A    @    185.158.133.1
A    www  185.158.133.1
TXT  _lovable  lovable_verify=<token from Lovable>

• SSL: provisioned automatically by Lovable (Let's Encrypt). No action required.
• Redirects: set Primary domain in Project Settings → Domains; the other redirects to it.
• Subdomains: type the full subdomain in the connect dialog; add its own A or CNAME.
• Cloudflare proxy: if proxied, enable "Domain uses Cloudflare" in Advanced (uses CNAME verification).
• Caching: keep default; do not cache HTML aggressively or auth flows break.
• Do not change: A records pointing to 185.158.133.1, the _lovable TXT record, the Primary designation.

• Frontend changes: click Publish → Update in Lovable to push to plugone.us. Preview URL updates automatically on every save.
• Backend changes (server fns, migrations, edge fns): deploy automatically — no manual step.
• Test before deploy: use the Preview URL (id-preview--*.lovable.app) before clicking Update.
• Rollback: open the Lovable history panel, find a known-good version, click Restore.
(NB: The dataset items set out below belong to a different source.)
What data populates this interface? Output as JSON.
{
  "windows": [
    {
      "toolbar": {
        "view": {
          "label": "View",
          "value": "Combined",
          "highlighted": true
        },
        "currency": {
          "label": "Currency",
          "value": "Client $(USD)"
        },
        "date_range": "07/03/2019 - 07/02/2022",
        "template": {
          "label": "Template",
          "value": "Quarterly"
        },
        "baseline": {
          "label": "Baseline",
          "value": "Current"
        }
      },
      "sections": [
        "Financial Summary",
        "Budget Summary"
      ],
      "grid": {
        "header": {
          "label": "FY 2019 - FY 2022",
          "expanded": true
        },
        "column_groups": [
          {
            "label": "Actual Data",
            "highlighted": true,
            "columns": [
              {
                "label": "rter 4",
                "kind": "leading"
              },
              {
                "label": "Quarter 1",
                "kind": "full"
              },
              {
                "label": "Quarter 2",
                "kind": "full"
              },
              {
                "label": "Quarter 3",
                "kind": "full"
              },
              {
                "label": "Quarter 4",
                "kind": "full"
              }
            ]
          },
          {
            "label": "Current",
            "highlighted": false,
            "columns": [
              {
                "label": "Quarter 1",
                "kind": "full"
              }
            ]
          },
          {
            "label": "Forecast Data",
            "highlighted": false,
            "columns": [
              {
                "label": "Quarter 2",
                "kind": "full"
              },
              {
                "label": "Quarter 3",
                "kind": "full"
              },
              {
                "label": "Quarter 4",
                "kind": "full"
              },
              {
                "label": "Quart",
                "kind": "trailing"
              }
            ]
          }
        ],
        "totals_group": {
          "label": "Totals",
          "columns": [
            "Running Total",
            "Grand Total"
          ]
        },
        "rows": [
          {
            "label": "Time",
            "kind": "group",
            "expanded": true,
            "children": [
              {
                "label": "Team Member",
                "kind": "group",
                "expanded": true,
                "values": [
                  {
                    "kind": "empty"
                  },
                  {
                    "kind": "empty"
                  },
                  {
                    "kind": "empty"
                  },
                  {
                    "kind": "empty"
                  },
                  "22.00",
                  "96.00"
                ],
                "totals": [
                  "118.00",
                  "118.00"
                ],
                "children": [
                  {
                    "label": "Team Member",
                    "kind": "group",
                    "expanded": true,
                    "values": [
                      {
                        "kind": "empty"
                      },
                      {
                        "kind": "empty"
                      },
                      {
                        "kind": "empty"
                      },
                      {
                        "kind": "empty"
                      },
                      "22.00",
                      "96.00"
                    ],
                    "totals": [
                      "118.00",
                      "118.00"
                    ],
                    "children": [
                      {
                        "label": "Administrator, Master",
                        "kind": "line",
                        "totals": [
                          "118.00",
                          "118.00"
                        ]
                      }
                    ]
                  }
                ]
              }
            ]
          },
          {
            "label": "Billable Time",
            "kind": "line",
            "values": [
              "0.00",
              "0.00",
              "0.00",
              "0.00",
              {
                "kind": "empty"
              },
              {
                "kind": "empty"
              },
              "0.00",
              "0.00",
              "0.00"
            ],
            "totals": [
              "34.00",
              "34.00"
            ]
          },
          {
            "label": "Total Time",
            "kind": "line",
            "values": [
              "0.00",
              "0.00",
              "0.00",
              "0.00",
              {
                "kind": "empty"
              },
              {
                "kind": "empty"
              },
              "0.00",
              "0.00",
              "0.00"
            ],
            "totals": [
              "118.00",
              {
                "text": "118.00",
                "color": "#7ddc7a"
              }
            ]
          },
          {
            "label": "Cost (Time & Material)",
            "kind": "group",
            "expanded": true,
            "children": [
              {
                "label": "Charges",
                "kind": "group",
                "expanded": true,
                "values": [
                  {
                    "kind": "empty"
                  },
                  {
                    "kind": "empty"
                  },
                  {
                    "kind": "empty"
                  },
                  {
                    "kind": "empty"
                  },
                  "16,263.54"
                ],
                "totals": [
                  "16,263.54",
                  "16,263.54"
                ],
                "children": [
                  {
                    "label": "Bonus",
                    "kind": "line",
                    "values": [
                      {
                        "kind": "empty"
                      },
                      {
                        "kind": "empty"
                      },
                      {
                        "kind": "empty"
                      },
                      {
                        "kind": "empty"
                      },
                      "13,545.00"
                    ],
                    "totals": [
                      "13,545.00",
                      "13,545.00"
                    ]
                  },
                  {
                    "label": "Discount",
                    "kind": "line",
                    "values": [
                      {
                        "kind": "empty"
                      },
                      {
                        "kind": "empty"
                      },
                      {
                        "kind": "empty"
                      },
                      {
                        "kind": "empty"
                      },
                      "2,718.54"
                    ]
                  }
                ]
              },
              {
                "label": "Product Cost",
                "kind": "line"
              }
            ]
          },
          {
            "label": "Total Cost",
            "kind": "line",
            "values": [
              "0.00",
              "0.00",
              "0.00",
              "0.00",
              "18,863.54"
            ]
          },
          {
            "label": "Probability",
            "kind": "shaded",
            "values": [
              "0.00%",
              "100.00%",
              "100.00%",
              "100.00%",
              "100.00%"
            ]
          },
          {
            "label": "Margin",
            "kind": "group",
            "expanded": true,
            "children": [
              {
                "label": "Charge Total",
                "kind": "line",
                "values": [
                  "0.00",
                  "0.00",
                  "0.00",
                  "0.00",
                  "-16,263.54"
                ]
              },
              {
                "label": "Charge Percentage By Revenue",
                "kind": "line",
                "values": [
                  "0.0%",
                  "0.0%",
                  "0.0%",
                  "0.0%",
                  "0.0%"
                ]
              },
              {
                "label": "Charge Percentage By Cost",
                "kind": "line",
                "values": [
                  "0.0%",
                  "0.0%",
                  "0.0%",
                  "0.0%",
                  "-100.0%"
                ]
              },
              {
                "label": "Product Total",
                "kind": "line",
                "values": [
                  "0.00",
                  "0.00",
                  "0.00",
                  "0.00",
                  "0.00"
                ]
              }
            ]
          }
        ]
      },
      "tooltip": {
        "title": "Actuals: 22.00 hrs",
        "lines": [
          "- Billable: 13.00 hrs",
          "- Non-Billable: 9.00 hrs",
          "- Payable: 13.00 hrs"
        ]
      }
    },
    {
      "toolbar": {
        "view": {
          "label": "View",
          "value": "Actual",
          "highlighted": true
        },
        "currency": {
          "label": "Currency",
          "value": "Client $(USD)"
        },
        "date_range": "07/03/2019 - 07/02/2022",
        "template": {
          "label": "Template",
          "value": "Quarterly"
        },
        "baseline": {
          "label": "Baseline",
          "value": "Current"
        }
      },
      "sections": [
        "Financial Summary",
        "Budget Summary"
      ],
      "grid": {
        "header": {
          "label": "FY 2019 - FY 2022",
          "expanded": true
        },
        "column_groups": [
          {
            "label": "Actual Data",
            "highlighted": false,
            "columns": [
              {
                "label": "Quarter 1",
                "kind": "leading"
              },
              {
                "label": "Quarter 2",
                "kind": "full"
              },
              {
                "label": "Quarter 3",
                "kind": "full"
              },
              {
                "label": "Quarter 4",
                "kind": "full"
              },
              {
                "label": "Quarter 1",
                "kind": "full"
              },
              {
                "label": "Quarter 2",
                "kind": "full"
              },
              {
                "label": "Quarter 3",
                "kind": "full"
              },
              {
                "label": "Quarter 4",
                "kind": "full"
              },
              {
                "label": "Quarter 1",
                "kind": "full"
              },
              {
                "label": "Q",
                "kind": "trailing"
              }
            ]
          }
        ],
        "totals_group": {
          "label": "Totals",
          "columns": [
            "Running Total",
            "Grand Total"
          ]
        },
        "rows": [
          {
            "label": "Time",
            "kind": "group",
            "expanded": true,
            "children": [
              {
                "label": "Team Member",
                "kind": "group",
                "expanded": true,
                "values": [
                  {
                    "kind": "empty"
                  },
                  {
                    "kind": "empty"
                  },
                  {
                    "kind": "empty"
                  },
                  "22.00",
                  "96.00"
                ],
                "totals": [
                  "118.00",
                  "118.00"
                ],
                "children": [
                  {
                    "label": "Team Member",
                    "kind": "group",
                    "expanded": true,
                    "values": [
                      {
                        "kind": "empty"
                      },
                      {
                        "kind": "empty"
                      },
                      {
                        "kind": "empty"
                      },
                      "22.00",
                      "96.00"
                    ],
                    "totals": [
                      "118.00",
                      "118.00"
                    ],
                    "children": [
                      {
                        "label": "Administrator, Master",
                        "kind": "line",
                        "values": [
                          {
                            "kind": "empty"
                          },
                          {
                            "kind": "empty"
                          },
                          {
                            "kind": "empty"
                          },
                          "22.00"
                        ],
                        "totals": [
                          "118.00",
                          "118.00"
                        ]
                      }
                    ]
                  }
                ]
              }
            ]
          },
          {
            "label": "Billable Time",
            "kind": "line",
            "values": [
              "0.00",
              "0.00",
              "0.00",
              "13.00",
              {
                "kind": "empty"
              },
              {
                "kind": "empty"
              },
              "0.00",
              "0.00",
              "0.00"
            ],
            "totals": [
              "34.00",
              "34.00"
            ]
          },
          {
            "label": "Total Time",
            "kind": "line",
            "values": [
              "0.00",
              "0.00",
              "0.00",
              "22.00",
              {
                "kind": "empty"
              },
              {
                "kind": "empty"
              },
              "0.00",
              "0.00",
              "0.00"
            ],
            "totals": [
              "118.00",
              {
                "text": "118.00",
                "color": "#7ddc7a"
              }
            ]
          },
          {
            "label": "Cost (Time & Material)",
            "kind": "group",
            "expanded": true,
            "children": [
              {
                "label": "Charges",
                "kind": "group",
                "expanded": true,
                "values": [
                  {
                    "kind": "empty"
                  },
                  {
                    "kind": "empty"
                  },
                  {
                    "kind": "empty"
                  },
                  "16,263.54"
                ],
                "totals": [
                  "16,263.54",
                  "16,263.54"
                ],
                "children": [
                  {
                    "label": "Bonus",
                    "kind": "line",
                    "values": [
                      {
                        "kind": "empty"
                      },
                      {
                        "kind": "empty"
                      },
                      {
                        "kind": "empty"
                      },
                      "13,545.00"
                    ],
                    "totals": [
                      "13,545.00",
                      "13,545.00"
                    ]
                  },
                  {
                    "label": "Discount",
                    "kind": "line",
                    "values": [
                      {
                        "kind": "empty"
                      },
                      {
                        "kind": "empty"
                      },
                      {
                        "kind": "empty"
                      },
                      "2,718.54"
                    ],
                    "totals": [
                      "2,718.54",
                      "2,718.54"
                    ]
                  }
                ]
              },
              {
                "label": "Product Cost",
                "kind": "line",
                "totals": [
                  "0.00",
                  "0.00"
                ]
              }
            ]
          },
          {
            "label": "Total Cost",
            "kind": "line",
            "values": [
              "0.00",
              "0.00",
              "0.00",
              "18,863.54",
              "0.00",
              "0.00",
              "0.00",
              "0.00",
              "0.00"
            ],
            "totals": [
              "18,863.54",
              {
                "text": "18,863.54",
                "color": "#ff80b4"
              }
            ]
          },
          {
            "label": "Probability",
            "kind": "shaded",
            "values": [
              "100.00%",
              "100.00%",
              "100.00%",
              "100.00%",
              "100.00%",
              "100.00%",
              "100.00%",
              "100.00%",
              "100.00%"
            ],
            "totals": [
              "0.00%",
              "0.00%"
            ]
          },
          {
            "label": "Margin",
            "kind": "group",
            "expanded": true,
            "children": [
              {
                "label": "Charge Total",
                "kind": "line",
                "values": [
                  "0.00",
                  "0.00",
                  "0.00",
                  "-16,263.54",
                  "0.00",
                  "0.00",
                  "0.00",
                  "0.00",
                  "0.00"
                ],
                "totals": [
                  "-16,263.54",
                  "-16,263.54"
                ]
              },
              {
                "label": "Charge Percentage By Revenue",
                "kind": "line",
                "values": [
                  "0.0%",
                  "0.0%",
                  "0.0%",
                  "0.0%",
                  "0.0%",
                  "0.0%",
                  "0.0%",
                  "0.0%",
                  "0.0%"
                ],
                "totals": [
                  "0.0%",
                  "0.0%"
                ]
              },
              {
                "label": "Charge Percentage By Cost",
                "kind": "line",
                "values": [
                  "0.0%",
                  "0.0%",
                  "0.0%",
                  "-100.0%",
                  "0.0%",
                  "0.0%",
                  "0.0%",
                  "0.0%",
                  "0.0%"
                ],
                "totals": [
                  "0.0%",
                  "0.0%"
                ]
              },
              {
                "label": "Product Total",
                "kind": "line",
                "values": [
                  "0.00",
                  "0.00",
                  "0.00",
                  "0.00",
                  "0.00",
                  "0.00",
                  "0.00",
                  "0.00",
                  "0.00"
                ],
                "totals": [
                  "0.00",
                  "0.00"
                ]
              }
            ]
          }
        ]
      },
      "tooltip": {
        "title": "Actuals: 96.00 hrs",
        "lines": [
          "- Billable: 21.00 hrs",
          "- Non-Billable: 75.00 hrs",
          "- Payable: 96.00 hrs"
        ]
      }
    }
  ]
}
Note: restoring before Cloud was added does not remove Cloud.
• Failed deployment recovery: read the build error in the Lovable chat; fix the named file; rebuild auto-runs.
• Cloning: use Lovable "Remix" to clone the project for a staging copy. Each remix gets its own Cloud project.
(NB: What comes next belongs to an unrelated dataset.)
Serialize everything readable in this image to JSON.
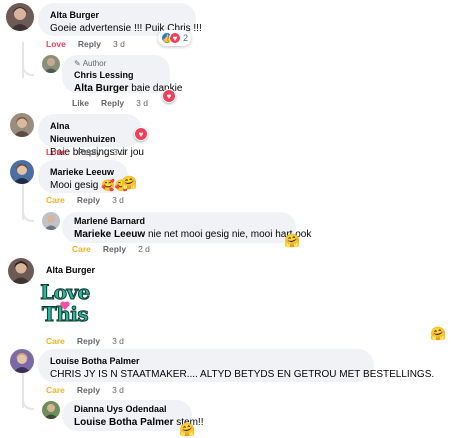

• Database: Cloud → Database → Backups (managed daily backups). Manual: pg_dump $SUPABASE_DB_URL > backup.sql.
• Auth users: Cloud → Users exports as CSV. Note: password hashes do not export; users must reset on restore unless a full PG dump is restored.
• Dossier / codex export:

  COPY (SELECT e.slug, c.key, c.value, c.version, c.created_at
  FROM entities e JOIN codex_entries c ON c.entity_id = e.id)
  TO STDOUT WITH CSV HEADER;

• Storage: Cloud → Storage → bucket → Download (none today).
• Command log: COPY command_log TO STDOUT WITH CSV HEADER;
• Full restore: create a new Cloud project, run the SQL dump, re-create auth users (or restore via PG dump including auth.*), redeploy frontend, point domain.
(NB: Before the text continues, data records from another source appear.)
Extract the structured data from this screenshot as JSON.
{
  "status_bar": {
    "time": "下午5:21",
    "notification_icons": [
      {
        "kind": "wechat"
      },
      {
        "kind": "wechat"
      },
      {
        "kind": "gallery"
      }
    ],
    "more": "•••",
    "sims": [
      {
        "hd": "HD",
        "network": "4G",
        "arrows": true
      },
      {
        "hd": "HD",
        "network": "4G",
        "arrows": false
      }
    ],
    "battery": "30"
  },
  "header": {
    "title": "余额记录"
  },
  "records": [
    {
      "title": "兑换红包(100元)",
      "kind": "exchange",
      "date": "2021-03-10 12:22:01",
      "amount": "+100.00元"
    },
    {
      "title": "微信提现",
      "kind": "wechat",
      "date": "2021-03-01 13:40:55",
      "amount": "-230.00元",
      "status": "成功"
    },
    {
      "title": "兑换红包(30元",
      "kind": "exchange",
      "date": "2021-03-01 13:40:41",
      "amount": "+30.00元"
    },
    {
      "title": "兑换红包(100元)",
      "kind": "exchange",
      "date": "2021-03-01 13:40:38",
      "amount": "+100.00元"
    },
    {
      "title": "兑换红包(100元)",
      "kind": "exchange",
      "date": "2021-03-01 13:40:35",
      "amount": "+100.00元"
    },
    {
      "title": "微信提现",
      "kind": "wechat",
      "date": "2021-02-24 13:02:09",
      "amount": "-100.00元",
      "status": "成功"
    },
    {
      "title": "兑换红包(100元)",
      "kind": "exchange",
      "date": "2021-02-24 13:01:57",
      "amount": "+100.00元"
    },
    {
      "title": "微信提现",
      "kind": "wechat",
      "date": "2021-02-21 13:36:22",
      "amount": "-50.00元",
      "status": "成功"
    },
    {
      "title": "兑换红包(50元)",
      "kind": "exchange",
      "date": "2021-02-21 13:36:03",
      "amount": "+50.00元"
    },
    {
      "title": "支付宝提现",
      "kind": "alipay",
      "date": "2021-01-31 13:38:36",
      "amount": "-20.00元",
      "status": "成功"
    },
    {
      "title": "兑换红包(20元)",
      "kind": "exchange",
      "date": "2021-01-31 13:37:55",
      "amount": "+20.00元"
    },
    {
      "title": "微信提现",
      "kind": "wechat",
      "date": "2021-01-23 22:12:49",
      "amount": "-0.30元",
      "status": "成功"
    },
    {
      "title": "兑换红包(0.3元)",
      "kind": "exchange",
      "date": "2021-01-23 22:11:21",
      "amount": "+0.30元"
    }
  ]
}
1. Open /auth → Sign up with owner email and password (≥6 chars). First user becomes admin.
2. You land on /bvc/entities. Enter slug thedonuthouse, name The Donut House. Click Run command.
3. The dossier opens at /bvc/entities/<new-id>.
4. Add codex entry: key address, value {"street":"123 Main","city":"Springfield"}.
5. Add codex entry: key hours, value {"mon":"6-2","tue":"6-2"}.
6. Publish: key visibility, value {"public": true}.
7. Open /bvc/commands (admin) — confirm three logged commands all ok = true.

Intake

• Collect business name, slug, address, hours, contact.
• Decide visibility (public / private / draft).

Verification

• Confirm slug uniqueness on /bvc/entities.
• Confirm dossier shows latest version of every key.
• Confirm command_log entry exists for every change.

Publishing

• Add visibility codex entry.
• Test public surface (Phase 2 QR/dossier link).
• Print or PDF this manual after every major change for audit.